A rigor, a dificuldade que a Justiça do Trabalho enfrenta ao analisar as ações anulatórias de cláusulas de convenções e acordos coletivos, olvidada uma visão ampliativa do conceito de indisponibilidade de direitos, é o fato de que, adotada exclusivamente a teoria do conglobamento, segundo a qual o instrumento normativo como um todo é o que manifesta a vontade de trabalhadores e empregadores, não se tem conseguido detectar quais vantagens compensatórias foram obtidas pelos trabalhadores em face da flexibilização de seus direitos, uma vez que não explicitadas nos acordos e convenções coletivas.

Nesse sentido, a justificativa básica do presente projeto de lei é a de parametrizar melhor os limites da autonomia negocial coletiva, à luz tanto da jurisprudência do STF quanto do TST, de modo a cumprir tanto o espírito quanto a letra da Constituição Federal e das Convenções da OIT sobre o prestígio à negociação coletiva.

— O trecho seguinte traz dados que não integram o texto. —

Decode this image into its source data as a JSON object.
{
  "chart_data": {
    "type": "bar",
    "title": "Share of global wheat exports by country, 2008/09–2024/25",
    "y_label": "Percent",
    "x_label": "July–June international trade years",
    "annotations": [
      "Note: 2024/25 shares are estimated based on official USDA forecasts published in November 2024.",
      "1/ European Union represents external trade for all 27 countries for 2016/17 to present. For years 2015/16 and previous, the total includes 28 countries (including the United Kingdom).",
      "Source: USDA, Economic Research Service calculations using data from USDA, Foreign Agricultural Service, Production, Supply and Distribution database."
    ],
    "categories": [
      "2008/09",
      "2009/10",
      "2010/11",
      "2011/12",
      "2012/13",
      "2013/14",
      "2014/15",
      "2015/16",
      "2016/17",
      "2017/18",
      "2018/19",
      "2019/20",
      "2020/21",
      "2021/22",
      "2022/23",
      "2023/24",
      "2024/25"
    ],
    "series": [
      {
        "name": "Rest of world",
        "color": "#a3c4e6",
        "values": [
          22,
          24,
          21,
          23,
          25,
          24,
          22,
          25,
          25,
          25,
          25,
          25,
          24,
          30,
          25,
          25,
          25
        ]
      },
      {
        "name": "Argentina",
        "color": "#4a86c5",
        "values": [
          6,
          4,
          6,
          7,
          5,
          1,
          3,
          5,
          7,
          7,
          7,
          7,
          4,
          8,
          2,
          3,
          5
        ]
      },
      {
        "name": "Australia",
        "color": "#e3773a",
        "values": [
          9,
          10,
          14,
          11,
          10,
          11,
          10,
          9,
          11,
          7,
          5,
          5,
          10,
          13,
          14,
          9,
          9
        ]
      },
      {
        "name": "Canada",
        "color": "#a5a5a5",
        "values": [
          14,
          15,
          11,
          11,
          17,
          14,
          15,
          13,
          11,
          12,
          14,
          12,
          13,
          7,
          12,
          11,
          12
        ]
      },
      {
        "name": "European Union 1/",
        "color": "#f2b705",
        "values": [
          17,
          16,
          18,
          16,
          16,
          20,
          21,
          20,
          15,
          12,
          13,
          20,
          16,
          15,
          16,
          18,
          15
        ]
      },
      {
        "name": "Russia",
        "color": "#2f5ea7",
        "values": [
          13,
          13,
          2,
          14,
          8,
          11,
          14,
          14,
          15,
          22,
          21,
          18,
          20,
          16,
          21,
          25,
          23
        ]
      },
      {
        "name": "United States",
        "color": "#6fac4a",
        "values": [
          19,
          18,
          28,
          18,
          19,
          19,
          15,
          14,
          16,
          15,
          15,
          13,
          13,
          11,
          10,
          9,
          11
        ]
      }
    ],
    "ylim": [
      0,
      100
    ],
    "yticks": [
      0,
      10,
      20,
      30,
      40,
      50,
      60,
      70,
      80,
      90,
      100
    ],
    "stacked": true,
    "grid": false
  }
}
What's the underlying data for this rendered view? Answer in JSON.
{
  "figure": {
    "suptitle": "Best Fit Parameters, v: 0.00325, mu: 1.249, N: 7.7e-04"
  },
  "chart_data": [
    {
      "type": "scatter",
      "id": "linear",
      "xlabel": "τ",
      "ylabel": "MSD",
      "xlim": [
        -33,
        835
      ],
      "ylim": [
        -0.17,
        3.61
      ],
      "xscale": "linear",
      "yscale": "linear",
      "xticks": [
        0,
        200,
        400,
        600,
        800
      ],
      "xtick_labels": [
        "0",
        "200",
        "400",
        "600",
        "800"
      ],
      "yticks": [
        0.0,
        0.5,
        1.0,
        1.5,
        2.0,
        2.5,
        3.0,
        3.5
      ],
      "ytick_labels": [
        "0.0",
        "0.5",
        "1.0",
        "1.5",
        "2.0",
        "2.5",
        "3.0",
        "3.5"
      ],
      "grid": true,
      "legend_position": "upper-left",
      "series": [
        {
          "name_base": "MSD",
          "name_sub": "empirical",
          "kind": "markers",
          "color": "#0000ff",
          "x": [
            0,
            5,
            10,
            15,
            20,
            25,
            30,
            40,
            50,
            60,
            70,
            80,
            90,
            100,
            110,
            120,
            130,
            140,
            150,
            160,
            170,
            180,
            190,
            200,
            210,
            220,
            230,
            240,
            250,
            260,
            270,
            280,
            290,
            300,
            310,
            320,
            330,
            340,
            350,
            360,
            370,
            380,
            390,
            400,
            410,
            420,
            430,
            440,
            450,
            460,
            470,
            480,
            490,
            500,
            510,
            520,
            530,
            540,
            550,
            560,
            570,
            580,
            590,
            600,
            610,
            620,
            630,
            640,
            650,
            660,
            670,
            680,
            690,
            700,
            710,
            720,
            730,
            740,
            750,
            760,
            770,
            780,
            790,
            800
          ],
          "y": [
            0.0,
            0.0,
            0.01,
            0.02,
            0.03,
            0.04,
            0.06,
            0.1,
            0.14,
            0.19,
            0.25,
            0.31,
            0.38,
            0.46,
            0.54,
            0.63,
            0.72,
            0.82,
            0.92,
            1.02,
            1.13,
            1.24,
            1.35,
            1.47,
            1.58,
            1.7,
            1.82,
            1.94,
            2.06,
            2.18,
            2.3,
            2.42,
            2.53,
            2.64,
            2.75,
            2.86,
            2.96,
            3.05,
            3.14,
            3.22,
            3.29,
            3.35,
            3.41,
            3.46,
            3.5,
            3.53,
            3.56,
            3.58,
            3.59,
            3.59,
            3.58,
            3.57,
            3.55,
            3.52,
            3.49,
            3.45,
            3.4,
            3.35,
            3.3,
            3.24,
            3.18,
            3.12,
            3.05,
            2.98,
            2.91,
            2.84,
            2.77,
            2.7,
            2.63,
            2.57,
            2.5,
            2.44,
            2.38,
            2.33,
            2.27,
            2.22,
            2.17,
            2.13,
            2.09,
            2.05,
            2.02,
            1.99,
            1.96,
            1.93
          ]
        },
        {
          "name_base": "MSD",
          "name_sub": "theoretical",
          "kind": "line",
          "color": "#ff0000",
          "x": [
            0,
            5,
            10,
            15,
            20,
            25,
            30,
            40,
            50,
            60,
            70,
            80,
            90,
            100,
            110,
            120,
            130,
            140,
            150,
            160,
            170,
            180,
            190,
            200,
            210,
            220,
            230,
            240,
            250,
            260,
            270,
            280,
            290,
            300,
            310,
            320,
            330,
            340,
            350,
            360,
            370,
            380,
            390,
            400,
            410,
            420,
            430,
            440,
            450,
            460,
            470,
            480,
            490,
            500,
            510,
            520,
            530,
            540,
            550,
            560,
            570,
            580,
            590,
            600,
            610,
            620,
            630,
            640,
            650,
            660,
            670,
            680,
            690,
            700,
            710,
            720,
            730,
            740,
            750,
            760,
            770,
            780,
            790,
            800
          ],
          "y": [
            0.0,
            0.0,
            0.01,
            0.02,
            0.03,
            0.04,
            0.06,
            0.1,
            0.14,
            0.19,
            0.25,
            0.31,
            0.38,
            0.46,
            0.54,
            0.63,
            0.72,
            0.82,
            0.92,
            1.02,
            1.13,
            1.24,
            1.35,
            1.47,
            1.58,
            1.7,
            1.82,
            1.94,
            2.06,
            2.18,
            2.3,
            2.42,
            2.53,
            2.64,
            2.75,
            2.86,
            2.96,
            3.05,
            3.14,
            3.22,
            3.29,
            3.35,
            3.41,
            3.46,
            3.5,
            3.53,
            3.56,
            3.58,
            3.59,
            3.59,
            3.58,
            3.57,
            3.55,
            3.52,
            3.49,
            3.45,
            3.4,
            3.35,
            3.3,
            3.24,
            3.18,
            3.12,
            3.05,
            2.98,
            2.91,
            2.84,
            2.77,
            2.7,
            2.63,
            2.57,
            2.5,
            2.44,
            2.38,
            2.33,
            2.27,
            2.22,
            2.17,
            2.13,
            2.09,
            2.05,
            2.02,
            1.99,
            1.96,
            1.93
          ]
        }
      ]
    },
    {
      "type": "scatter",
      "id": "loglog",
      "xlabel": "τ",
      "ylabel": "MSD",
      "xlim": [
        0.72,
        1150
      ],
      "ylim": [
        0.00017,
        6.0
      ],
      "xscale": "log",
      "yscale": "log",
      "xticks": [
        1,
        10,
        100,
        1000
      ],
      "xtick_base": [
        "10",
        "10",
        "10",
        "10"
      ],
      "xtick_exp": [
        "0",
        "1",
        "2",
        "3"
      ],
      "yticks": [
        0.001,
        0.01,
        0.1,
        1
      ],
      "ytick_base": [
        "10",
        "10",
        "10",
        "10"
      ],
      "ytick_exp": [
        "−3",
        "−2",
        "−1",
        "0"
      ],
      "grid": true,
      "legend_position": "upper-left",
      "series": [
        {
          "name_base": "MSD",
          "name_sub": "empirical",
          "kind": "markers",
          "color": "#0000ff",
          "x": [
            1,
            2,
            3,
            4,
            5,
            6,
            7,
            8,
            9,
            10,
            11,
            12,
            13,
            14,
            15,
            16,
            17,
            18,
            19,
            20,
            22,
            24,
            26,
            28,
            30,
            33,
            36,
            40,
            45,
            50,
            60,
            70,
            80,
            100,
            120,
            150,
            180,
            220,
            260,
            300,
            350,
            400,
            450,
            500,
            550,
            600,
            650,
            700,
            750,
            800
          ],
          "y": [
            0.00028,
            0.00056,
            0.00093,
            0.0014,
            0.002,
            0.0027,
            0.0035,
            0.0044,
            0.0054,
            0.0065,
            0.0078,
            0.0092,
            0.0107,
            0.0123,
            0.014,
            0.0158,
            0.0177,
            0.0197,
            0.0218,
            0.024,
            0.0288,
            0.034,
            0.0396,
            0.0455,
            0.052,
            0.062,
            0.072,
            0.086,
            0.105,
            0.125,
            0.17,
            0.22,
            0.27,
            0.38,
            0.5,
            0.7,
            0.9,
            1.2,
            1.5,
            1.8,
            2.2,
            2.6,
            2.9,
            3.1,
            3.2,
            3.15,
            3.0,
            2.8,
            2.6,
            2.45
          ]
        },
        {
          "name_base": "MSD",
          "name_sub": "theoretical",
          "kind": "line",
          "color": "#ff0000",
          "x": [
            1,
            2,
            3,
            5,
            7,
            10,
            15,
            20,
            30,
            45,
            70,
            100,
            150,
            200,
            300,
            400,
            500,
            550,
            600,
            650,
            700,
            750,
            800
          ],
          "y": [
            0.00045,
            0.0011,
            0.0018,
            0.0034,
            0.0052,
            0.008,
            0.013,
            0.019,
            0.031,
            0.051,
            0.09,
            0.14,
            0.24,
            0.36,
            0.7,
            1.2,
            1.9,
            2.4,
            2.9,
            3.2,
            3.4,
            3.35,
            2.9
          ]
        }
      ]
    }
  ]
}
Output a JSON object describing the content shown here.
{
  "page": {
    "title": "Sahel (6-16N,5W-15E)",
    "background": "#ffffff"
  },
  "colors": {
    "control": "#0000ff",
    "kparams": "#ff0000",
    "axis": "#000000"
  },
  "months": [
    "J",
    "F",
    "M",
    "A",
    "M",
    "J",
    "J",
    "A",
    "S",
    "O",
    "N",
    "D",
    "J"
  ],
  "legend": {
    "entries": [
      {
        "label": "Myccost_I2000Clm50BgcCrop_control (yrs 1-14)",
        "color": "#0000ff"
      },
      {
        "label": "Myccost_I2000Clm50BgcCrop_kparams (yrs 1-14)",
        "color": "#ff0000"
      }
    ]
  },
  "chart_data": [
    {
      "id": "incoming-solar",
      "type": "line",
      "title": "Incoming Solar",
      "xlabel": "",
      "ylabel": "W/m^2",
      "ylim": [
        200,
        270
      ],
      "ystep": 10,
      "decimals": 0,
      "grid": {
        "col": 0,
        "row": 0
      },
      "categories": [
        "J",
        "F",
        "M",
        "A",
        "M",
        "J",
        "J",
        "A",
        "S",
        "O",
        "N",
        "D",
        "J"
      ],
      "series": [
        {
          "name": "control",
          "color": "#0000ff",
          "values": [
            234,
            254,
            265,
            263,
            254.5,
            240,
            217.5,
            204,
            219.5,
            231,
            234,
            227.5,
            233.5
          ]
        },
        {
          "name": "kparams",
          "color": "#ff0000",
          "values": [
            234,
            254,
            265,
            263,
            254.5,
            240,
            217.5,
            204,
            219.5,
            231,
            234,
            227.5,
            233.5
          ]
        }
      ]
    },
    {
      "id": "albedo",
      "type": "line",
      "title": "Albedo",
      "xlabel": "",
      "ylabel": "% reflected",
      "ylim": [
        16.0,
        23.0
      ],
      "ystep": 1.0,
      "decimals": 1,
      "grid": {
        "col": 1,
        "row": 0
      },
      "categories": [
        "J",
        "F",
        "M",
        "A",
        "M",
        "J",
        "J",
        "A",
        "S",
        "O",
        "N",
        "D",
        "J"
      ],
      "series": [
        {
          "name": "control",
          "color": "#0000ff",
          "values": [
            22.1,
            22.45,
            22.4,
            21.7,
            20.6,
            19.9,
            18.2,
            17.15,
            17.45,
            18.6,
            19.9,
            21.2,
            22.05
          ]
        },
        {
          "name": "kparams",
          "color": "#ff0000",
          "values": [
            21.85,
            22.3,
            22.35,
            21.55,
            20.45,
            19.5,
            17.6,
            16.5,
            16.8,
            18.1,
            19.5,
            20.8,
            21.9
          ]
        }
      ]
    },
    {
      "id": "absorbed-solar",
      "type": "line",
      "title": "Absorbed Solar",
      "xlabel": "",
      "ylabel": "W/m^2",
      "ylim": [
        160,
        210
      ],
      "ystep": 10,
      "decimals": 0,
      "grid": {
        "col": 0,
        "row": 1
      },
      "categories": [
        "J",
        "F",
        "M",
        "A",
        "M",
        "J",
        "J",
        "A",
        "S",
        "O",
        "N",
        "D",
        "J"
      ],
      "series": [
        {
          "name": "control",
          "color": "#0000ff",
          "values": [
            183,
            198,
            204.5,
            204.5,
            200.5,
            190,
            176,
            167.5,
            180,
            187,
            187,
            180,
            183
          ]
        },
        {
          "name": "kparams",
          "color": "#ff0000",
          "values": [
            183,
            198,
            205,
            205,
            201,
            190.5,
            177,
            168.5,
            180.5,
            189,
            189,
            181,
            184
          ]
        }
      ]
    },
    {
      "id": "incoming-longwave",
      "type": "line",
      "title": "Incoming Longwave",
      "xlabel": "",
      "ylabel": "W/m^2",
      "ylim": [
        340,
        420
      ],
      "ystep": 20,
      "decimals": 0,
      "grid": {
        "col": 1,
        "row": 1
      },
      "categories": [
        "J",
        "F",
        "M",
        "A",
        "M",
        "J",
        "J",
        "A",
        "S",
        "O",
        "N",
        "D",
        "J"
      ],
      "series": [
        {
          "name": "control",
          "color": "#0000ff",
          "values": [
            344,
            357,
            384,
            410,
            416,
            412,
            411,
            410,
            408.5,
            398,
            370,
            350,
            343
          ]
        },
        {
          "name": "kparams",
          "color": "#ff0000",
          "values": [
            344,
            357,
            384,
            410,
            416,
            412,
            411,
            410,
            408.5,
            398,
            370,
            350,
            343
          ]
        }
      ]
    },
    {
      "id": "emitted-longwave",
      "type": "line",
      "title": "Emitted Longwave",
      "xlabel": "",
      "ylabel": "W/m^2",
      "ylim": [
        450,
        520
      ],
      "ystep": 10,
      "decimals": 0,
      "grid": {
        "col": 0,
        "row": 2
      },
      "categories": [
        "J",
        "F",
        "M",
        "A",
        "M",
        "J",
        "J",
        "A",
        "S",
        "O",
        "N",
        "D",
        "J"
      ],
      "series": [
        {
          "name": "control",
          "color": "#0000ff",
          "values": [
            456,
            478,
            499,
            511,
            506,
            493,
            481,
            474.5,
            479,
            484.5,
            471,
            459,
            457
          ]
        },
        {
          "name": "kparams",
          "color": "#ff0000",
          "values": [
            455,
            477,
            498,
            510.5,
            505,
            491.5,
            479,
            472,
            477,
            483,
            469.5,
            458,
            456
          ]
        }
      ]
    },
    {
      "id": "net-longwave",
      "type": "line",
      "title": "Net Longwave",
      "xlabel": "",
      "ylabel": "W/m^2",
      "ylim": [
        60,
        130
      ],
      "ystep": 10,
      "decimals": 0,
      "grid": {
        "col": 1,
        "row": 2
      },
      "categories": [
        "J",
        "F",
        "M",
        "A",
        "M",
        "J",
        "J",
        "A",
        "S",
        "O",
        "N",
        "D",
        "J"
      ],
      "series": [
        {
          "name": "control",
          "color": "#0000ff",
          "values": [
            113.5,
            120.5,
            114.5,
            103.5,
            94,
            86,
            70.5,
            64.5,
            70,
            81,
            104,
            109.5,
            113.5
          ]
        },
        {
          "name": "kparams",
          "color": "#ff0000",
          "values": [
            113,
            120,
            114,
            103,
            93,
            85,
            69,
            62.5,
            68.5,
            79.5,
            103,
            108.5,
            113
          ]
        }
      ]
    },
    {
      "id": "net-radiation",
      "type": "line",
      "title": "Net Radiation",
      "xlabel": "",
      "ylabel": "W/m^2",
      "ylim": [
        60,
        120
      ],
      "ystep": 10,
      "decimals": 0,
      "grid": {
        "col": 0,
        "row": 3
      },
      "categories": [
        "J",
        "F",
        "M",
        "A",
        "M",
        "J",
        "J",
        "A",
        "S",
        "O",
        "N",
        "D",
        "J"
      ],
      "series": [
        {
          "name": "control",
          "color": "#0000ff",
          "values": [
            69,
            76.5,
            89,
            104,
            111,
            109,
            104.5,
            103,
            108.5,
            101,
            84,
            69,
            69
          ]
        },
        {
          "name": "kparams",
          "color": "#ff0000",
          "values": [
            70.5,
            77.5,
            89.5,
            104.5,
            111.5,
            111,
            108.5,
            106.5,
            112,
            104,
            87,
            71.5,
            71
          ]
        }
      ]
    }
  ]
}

E quais seriam esses parâmetros que norteariam a negociação coletiva, dando maior segurança a patrões e empregados ao negociarem novas e melhores condições de trabalho, inclusive em contextos de crise econômica? Basicamente os seguintes, expressos no texto do projeto de lei ora em apreço:

a) não é possível a supressão de direito trabalhista constitucional e legalmente assegurado;

b) não é possível a flexibilização de norma relativa a medicina e segurança do trabalho, norma relativa a direito de terceiros e norma processual;

c) é possível a redução, mas apenas temporária, de direito de natureza salarial ou ligado a jornada de trabalho;

d) tal redução econômica deve ser compensada com vantagem de natureza salarial ou sindical, expressa no instrumento coletivo;

e) eventual anulação da cláusula flexibilizadora deve ser acompanhada da anulação da vantagem compensatória conexa, como imperativo da justiça e do caráter sinalagmático do acordo.

Nesse mesmo sentido seguiu o governo ao editar, diante do contexto econômico de recessão por que passa atualmente o país, com aumento significativo da inflação e do desemprego e redução da produtividade, a Medida Provisória 680/15, instituindo o Programa de Proteção ao Emprego (PPE), com a finalidade explícita, além da preservação de empregos (art. 1º, I) e da recuperação econômico-financeira das empresas (art. 1º, II), de fomento à negociação coletiva (art. 1º, V).

A MP 680/15 deixa claro que é possível flexibilizar salário e jornada em períodos de retração econômica global ou setorial, mediante negociação coletiva (CF, art 7º, VI, XIII, XIV e XXVI), a bem do próprio trabalhador.

O que a MP propôs foi que empresas e sindicatos, para preservar empregos, reduzissem jornadas e salários em até 30% (art. 3º), mediante acordos coletivos de trabalho (§ 1º), sendo que o governo colaboraria com os trabalhadores, destinando recursos do FAT (Fundo de Amparo ao Trabalhador) para compensar parte da perda salarial havida (art. 4º e § 1º).

Ou seja, a MP 680/15, excepcionada a menção à ajuda do FAT, constitui reprodução, em nível infraconstitucional, do que dispõe a Carta Magna quanto à flexibilização das normas legais que dispõem sobre jornada e salário, mediante tutela sindical.

O mesmo se propõe no presente projeto de lei, mas especificando melhor os parâmetros dessa flexibilização, de modo a dar maior segurança jurídica às empresas e maior proteção aos trabalhadores nessa negociação.

Tendo em vista os relevantes interesses de que se reveste esta proposição, esperamos contar com o apoio dos nobres Pares do Congresso Nacional.

Sala das Sessões, em     de abril  de 2016.